When couples try and work out problems often they get derailed with the pain that sits between them and doesn’t seem to go away. It’s not that couples don’t want to get closer; it’s just that they are stymied as to how to get around the hurt. If one or both are carrying around some deep pain, how can the couple get together?
This is a situation people find themselves in, even when they are in counseling. It’s one thing to understand the pain, resolve the hurt and move on, but sometimes it’s hard to even get to that first step. So how do you keep two people, who believe they have something special between them, focused on the big picture?
I like to help couples see what’s good in their relationship; find five things that work, five things that make you feel alive, five things that you know to be true, five things that keep you in the relationship because they are good. If you can find five things that are meaningful to you chances are you are willing to continue to work on the union and you will be able to see a big picture.
So what is the big picture?
It’s the vision of what your relationship looks like when you are gazing at it through hopeful eyes. Make sure
you add your senses too. What does it feel like? Are you safe and full of love? What does it smell like? Is it full of fresh air and forest, or salt and sand from a beach? Where are you and your mate? What age are you and your partner? Maybe you want to write about this image. Perhaps you want to paint it or draw with pencils. How ever you may want to solidify your vision you should do so. This is your relationship. It can be any color you want. And your partner’s may be totally different.

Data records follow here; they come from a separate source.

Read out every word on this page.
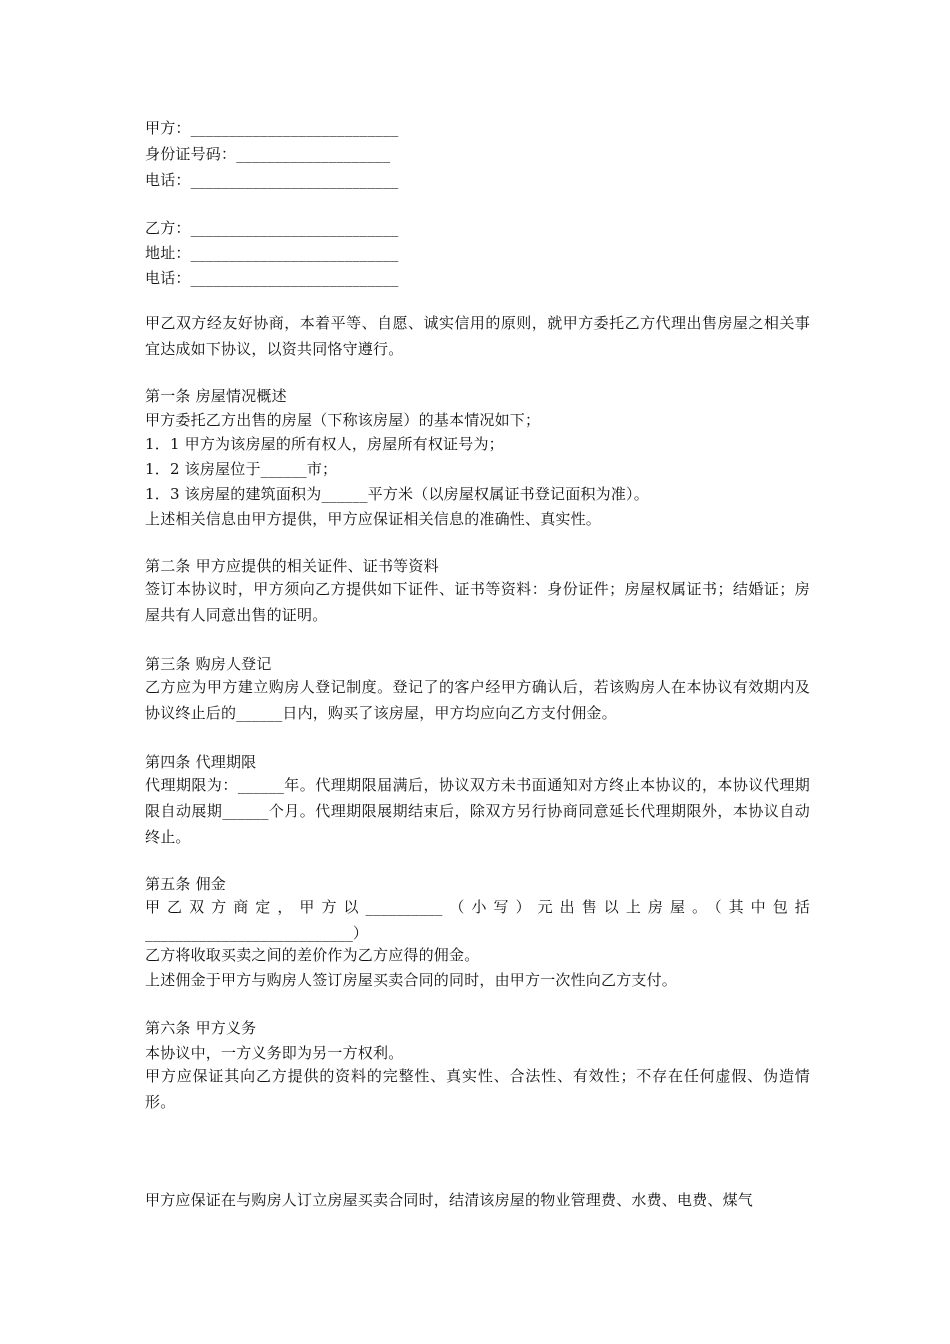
甲方：___________________________
身份证号码：____________________
电话：___________________________
乙方：___________________________
地址：___________________________
电话：___________________________
甲乙双方经友好协商，本着平等、自愿、诚实信用的原则，就甲方委托乙方代理出售房屋之相关事宜达成如下协议，以资共同恪守遵行。
第一条 房屋情况概述
甲方委托乙方出售的房屋（下称该房屋）的基本情况如下；
1．1 甲方为该房屋的所有权人，房屋所有权证号为；
1．2 该房屋位于______市；
1．3 该房屋的建筑面积为______平方米（以房屋权属证书登记面积为准）。
上述相关信息由甲方提供，甲方应保证相关信息的准确性、真实性。
第二条 甲方应提供的相关证件、证书等资料
签订本协议时，甲方须向乙方提供如下证件、证书等资料：身份证件；房屋权属证书；结婚证；房屋共有人同意出售的证明。
第三条 购房人登记
乙方应为甲方建立购房人登记制度。登记了的客户经甲方确认后，若该购房人在本协议有效期内及协议终止后的______日内，购买了该房屋，甲方均应向乙方支付佣金。
第四条 代理期限
代理期限为：______年。代理期限届满后，协议双方未书面通知对方终止本协议的，本协议代理期限自动展期______个月。代理期限展期结束后，除双方另行协商同意延长代理期限外，本协议自动终止。
第五条 佣金
甲乙双方商定，甲方以__________（小写）元出售以上房屋。（其中包括___________________________）
乙方将收取买卖之间的差价作为乙方应得的佣金。
上述佣金于甲方与购房人签订房屋买卖合同的同时，由甲方一次性向乙方支付。
第六条 甲方义务
本协议中，一方义务即为另一方权利。
甲方应保证其向乙方提供的资料的完整性、真实性、合法性、有效性；不存在任何虚假、伪造情形。
甲方应保证在与购房人订立房屋买卖合同时，结清该房屋的物业管理费、水费、电费、煤气
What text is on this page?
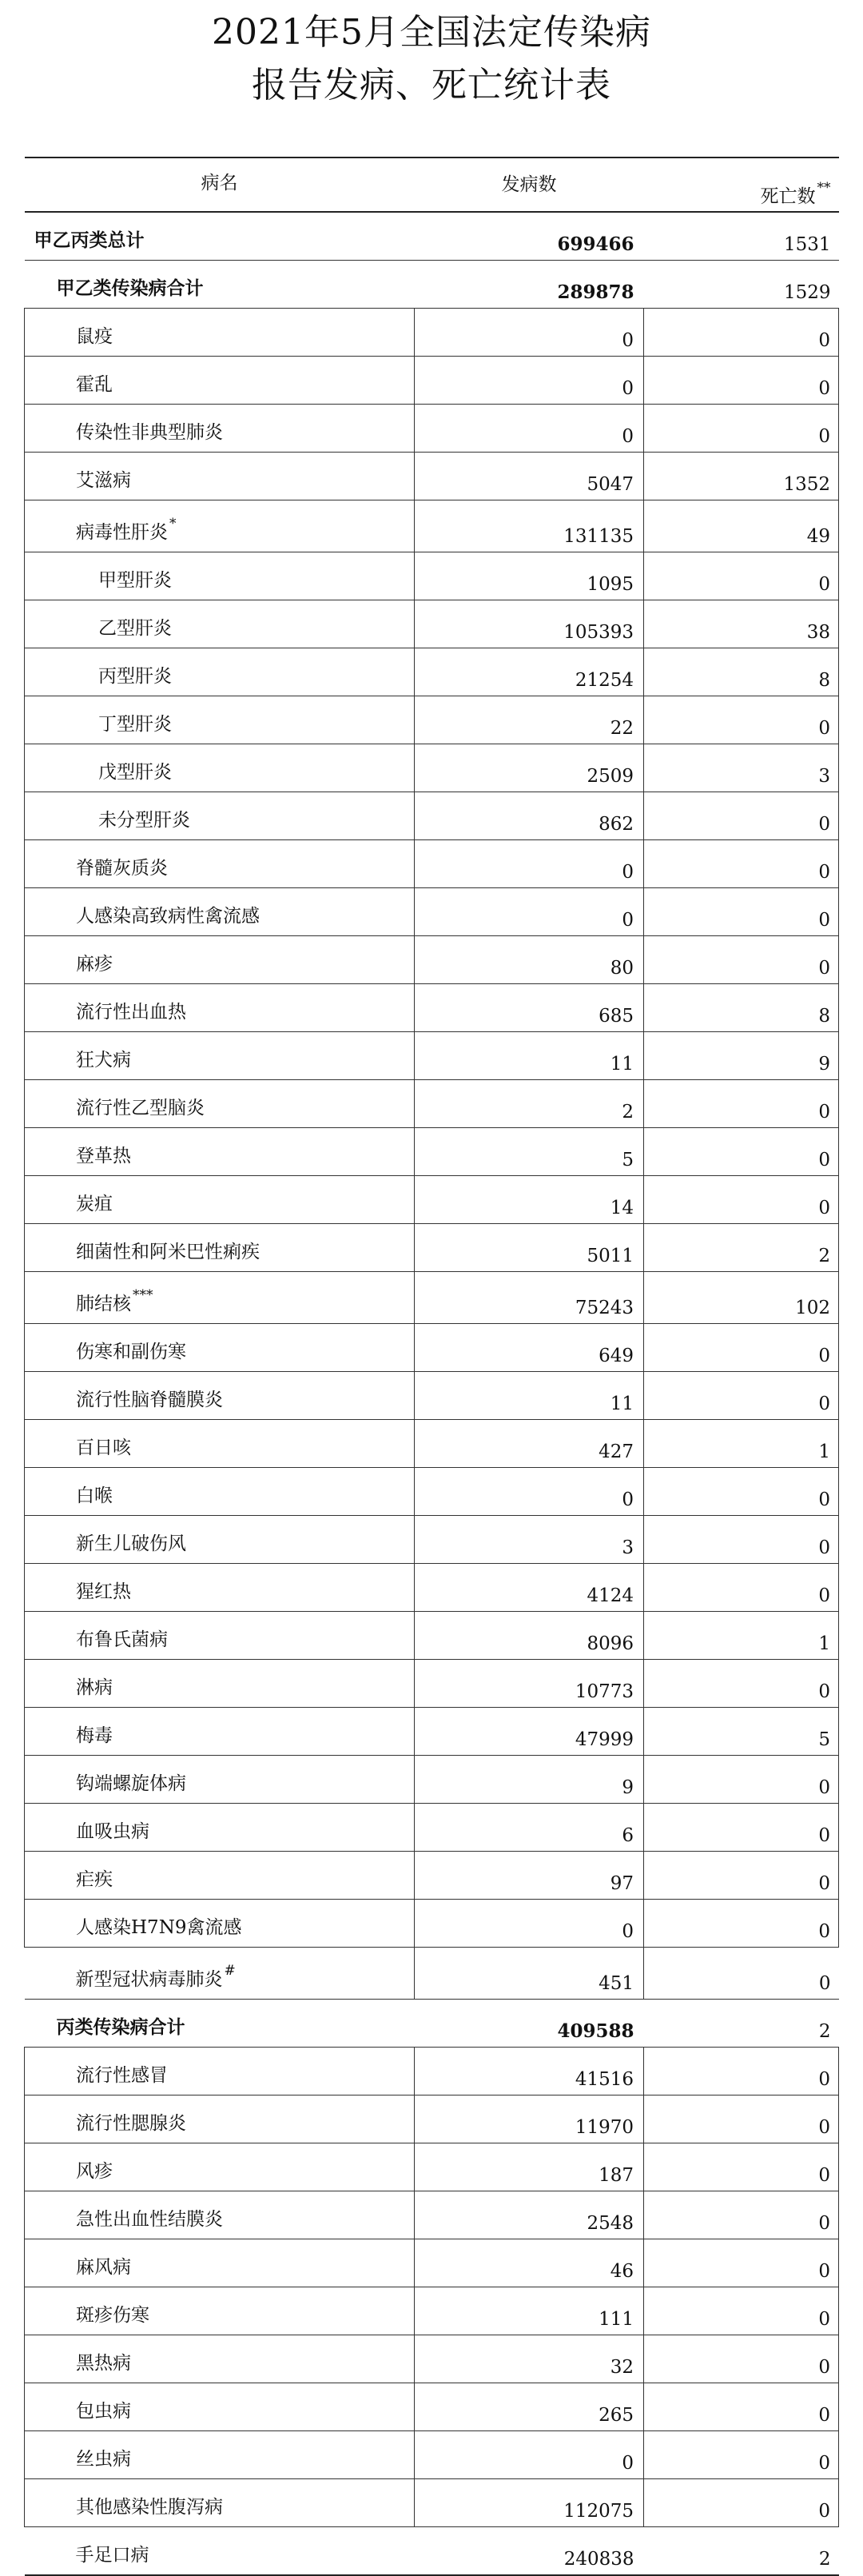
2021年5月全国法定传染病
报告发病、死亡统计表
病名	发病数	死亡数 **
甲乙丙类总计	699466	1531
甲乙类传染病合计	289878	1529
鼠疫	0	0
霍乱	0	0
传染性非典型肺炎	0	0
艾滋病	5047	1352
病毒性肝炎 *	131135	49
甲型肝炎	1095	0
乙型肝炎	105393	38
丙型肝炎	21254	8
丁型肝炎	22	0
戊型肝炎	2509	3
未分型肝炎	862	0
脊髓灰质炎	0	0
人感染高致病性禽流感	0	0
麻疹	80	0
流行性出血热	685	8
狂犬病	11	9
流行性乙型脑炎	2	0
登革热	5	0
炭疽	14	0
细菌性和阿米巴性痢疾	5011	2
肺结核 ***	75243	102
伤寒和副伤寒	649	0
流行性脑脊髓膜炎	11	0
百日咳	427	1
白喉	0	0
新生儿破伤风	3	0
猩红热	4124	0
布鲁氏菌病	8096	1
淋病	10773	0
梅毒	47999	5
钩端螺旋体病	9	0
血吸虫病	6	0
疟疾	97	0
人感染H7N9禽流感	0	0
新型冠状病毒肺炎 #	451	0
丙类传染病合计	409588	2
流行性感冒	41516	0
流行性腮腺炎	11970	0
风疹	187	0
急性出血性结膜炎	2548	0
麻风病	46	0
斑疹伤寒	111	0
黑热病	32	0
包虫病	265	0
丝虫病	0	0
其他感染性腹泻病	112075	0
手足口病	240838	2
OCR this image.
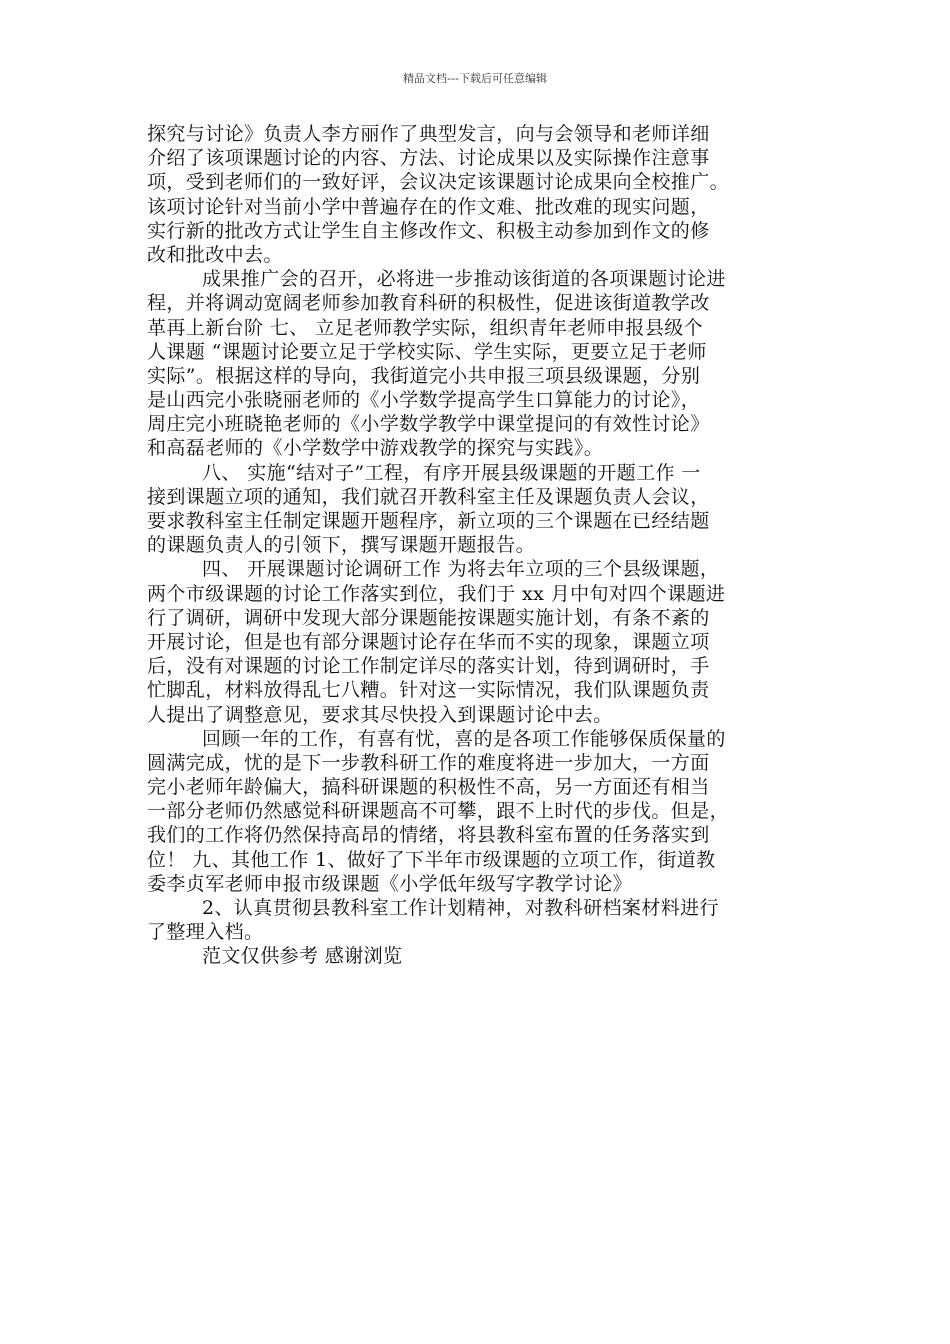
精品文档---下载后可任意编辑
探究与讨论》负责人李方丽作了典型发言，向与会领导和老师详细
介绍了该项课题讨论的内容、方法、讨论成果以及实际操作注意事
项，受到老师们的一致好评，会议决定该课题讨论成果向全校推广。
该项讨论针对当前小学中普遍存在的作文难、批改难的现实问题，
实行新的批改方式让学生自主修改作文、积极主动参加到作文的修
改和批改中去。
成果推广会的召开，必将进一步推动该街道的各项课题讨论进
程，并将调动宽阔老师参加教育科研的积极性，促进该街道教学改
革再上新台阶 七、 立足老师教学实际，组织青年老师申报县级个
人课题 “课题讨论要立足于学校实际、学生实际，更要立足于老师
实际”。根据这样的导向，我街道完小共申报三项县级课题，分别
是山西完小张晓丽老师的《小学数学提高学生口算能力的讨论》，
周庄完小班晓艳老师的《小学数学教学中课堂提问的有效性讨论》
和高磊老师的《小学数学中游戏教学的探究与实践》。
八、 实施“结对子”工程，有序开展县级课题的开题工作 一
接到课题立项的通知，我们就召开教科室主任及课题负责人会议，
要求教科室主任制定课题开题程序，新立项的三个课题在已经结题
的课题负责人的引领下，撰写课题开题报告。
四、 开展课题讨论调研工作 为将去年立项的三个县级课题，
两个市级课题的讨论工作落实到位，我们于 xx 月中旬对四个课题进
行了调研，调研中发现大部分课题能按课题实施计划，有条不紊的
开展讨论，但是也有部分课题讨论存在华而不实的现象，课题立项
后，没有对课题的讨论工作制定详尽的落实计划，待到调研时，手
忙脚乱，材料放得乱七八糟。针对这一实际情况，我们队课题负责
人提出了调整意见，要求其尽快投入到课题讨论中去。
回顾一年的工作，有喜有忧，喜的是各项工作能够保质保量的
圆满完成，忧的是下一步教科研工作的难度将进一步加大，一方面
完小老师年龄偏大，搞科研课题的积极性不高，另一方面还有相当
一部分老师仍然感觉科研课题高不可攀，跟不上时代的步伐。但是，
我们的工作将仍然保持高昂的情绪，将县教科室布置的任务落实到
位！ 九、其他工作 1、做好了下半年市级课题的立项工作，街道教
委李贞军老师申报市级课题《小学低年级写字教学讨论》
2、认真贯彻县教科室工作计划精神，对教科研档案材料进行
了整理入档。
范文仅供参考 感谢浏览
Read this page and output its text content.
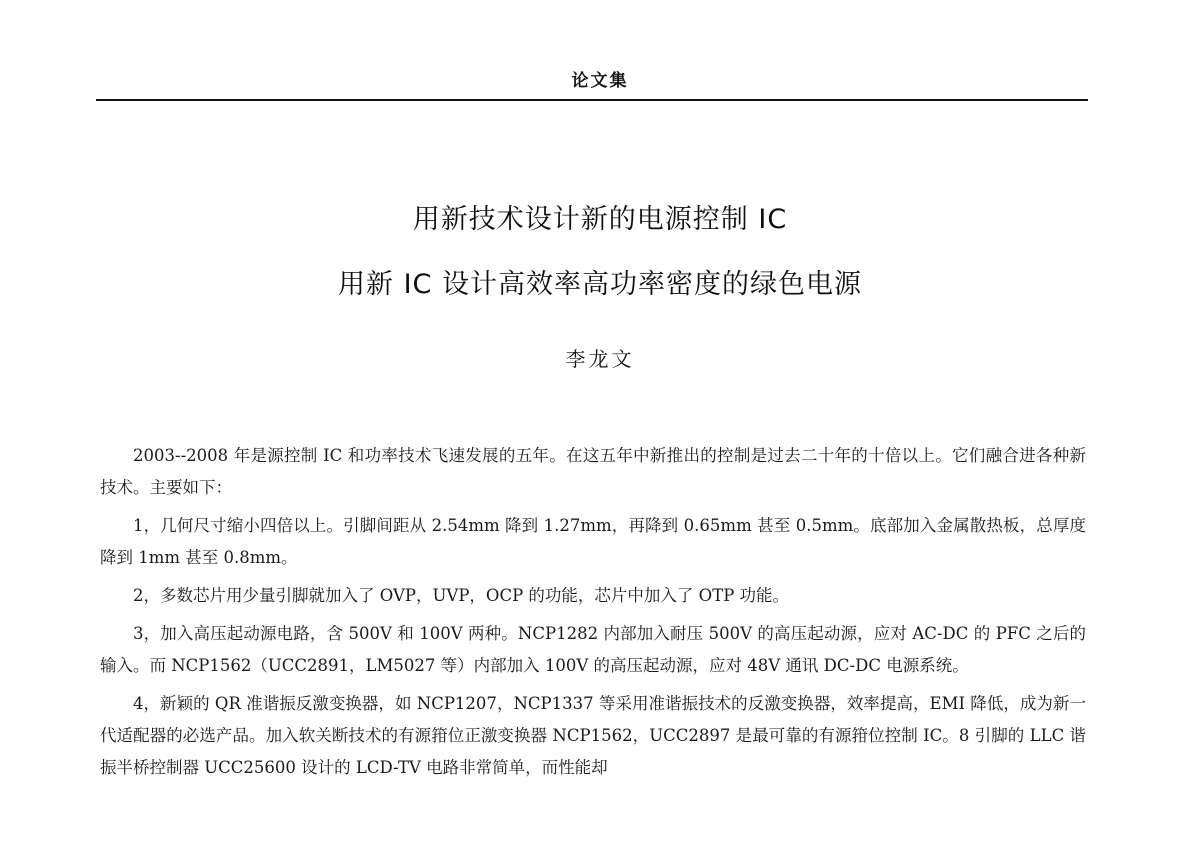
论文集
用新技术设计新的电源控制 IC
用新 IC 设计高效率高功率密度的绿色电源
李龙文

2003--2008 年是源控制 IC 和功率技术飞速发展的五年。在这五年中新推出的控制是过去二十年的十倍以上。它们融合进各种新技术。主要如下：

1，几何尺寸缩小四倍以上。引脚间距从 2.54mm 降到 1.27mm，再降到 0.65mm 甚至 0.5mm。底部加入金属散热板，总厚度降到 1mm 甚至 0.8mm。

2，多数芯片用少量引脚就加入了 OVP，UVP，OCP 的功能，芯片中加入了 OTP 功能。

3，加入高压起动源电路，含 500V 和 100V 两种。NCP1282 内部加入耐压 500V 的高压起动源，应对 AC-DC 的 PFC 之后的输入。而 NCP1562（UCC2891，LM5027 等）内部加入 100V 的高压起动源，应对 48V 通讯 DC-DC 电源系统。

4，新颖的 QR 准谐振反激变换器，如 NCP1207，NCP1337 等采用准谐振技术的反激变换器，效率提高，EMI 降低，成为新一代适配器的必选产品。加入软关断技术的有源箝位正激变换器 NCP1562，UCC2897 是最可靠的有源箝位控制 IC。8 引脚的 LLC 谐振半桥控制器 UCC25600 设计的 LCD-TV 电路非常简单，而性能却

Maybe that would be a good exercise too. Both of you create your image of your partnership and then share the visions with each other. You are both right. You are both creators of your happiness. See if there is agreement. See if there is connection. See if you like hers better, or his. Be open to the other’s ideas. Be grateful for their vision. Be appreciative that they see themselves with you.
Agree to work toward your collective visions. Make a pact to walk the journey together. These steps are not designed to remove all barriers. Sometimes old hurts and resentments take focused effort to remove them. Even so, in my experience, when a couple has a goal, some place to travel to together, they grow a sense of “us”; us on the road together, us building something together, us against the world together.
A sense of “us”, not two people in conflict, not two people separated by resentment, but two people undivided and together.